Dans l’ensemble du secteur, le respect des conditions de la loi est une tâche importante et compliquée qui exige des marques de mode qu’elles respectent des engagements pris depuis des années pour améliorer la traçabilité de leur chaîne d’approvisionnement, une tâche qui nécessite finalement du temps et de l’argent pour développer les capacités et les processus dans l’ensemble de l’entreprise.

« Cela exige un changement dans la façon dont vous opérez », a déclaré Mme Carriere-Pradal. « En même temps, cela révèle qu’une grande partie de ces informations n’étaient pas à portée de main ».

Une crise réglementaire

Pour les marques, il est de plus en plus risqué d’être prises au dépourvu, car la réglementation susceptible d’exiger des changements importants dans les opérations commerciales progresse à l’échelle mondiale, entraînant la menace de pénalités financières et d’actions en justice.

Certes, les pénalités associées à l’AGEC ne sont pas élevées (15 000 euros tout au plus) ; le risque le plus important est celui de la réputation et de l’action en justice, les ONG, les organismes de protection des consommateurs et les acheteurs eux-mêmes étant très attentifs à ce que disent les marques, a déclaré Joanna Peltzmann, associée responsable de la pratique environnementale à Paris au cabinet d’avocats Osborne Clarke.

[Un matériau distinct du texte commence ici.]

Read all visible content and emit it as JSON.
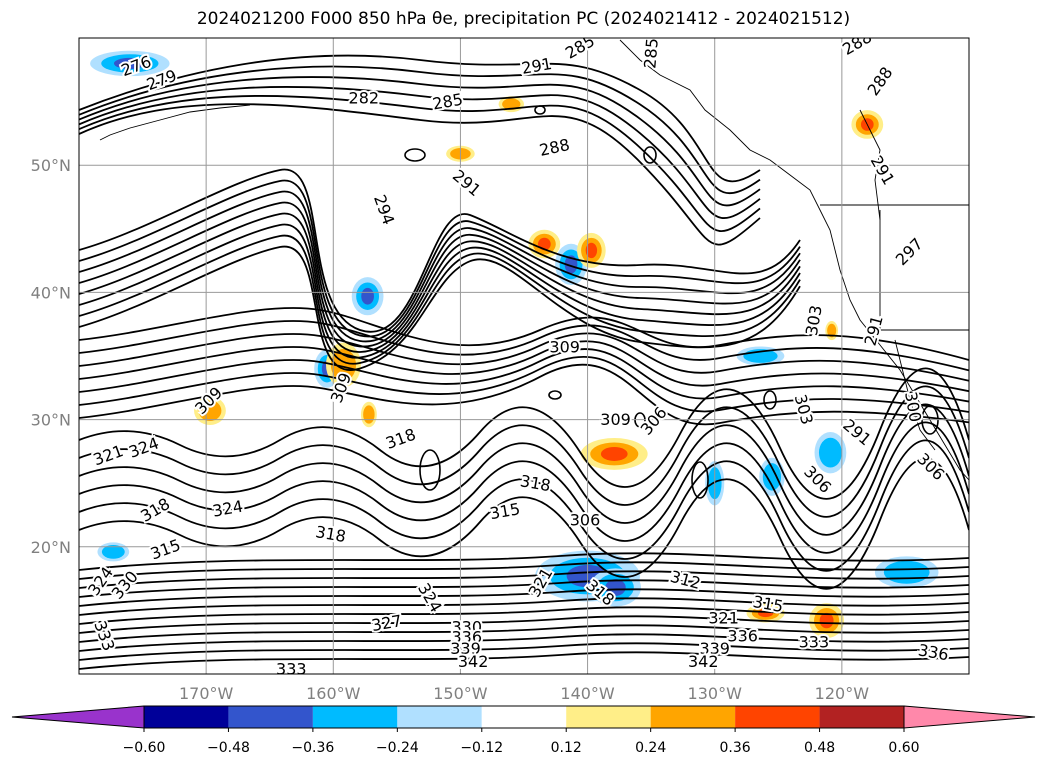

Dans le monde entier, plusieurs marques font déjà l’objet de litiges pour avoir fait des déclarations environnementales prétendument trompeuses. D’autres lois en cours d’examen dans le monde pourraient entraîner des amendes plus lourdes, mesurées en pourcentage du chiffre d’affaires mondial des marques, et l’étendue de ce qui est couvert devrait augmenter considérablement.

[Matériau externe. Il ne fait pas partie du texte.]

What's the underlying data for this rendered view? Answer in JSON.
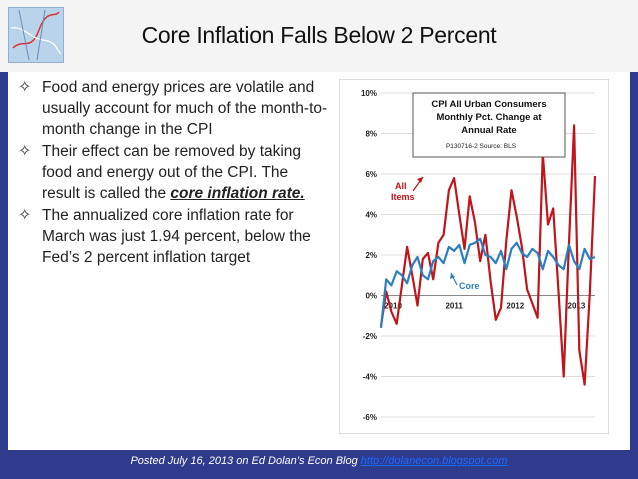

L’Union européenne élabore actuellement une série de politiques destinées à remodeler le fonctionnement de la mode d’ici la fin de la décennie. Les réglementations prévues comprennent de nouvelles exigences de conception visant à rendre les produits plus durables et à réduire leur empreinte écologique, ainsi qu’à offrir aux consommateurs une plus grande transparence quant à l’impact des articles sur le climat.

Des pays comme la France et l’Allemagne ont déjà renforcé les exigences en matière de diligence raisonnable, rendant ainsi les marques plus responsables des mauvais comportements dans leurs chaînes d’approvisionnement ; une réglementation que l’Union européenne envisage également.

Au cours des 12 derniers mois, New York et la Californie ont interdit les produits chimiques toxiques « forever » couramment utilisés dans les vêtements d’extérieur imperméables. La proposition de loi new-yorkaise sur la mode, qui combine des exigences strictes en matière de diligence raisonnable et de transparence, pourrait exposer les entreprises à des pénalités représentant jusqu’à 2 % du chiffre d’affaires mondial si elle était adoptée.

Les marques les mieux placées feront des investissements stratégiques qui les prépareront à se conformer aux nouvelles règles probables dès maintenant. De nombreuses grandes entreprises ont déjà augmenté leurs dépenses en matière d’outils de traçabilité en prévision des demandes de données et de divulgation, à l’instar des efforts de LVMH avec Fairly Made. De plus, les entreprises forment leurs équipes, de la conception à l’approvisionnement, aux exigences de la durabilité, tout en recrutant des experts en la matière et des spécialistes des affaires publiques à des postes de direction pour les aider à rester au fait de l’évolution du paysage.

La gestion des questions de durabilité est clairement en train de passer d’une question de « bonnes pratiques » ou de « conseils » à une question de droit strict », a déclaré Susanne Bullock, associée du cabinet juridique Gibson Dunn & Crutcher. « Les marques ont tout intérêt à suivre de près ces évolutions ».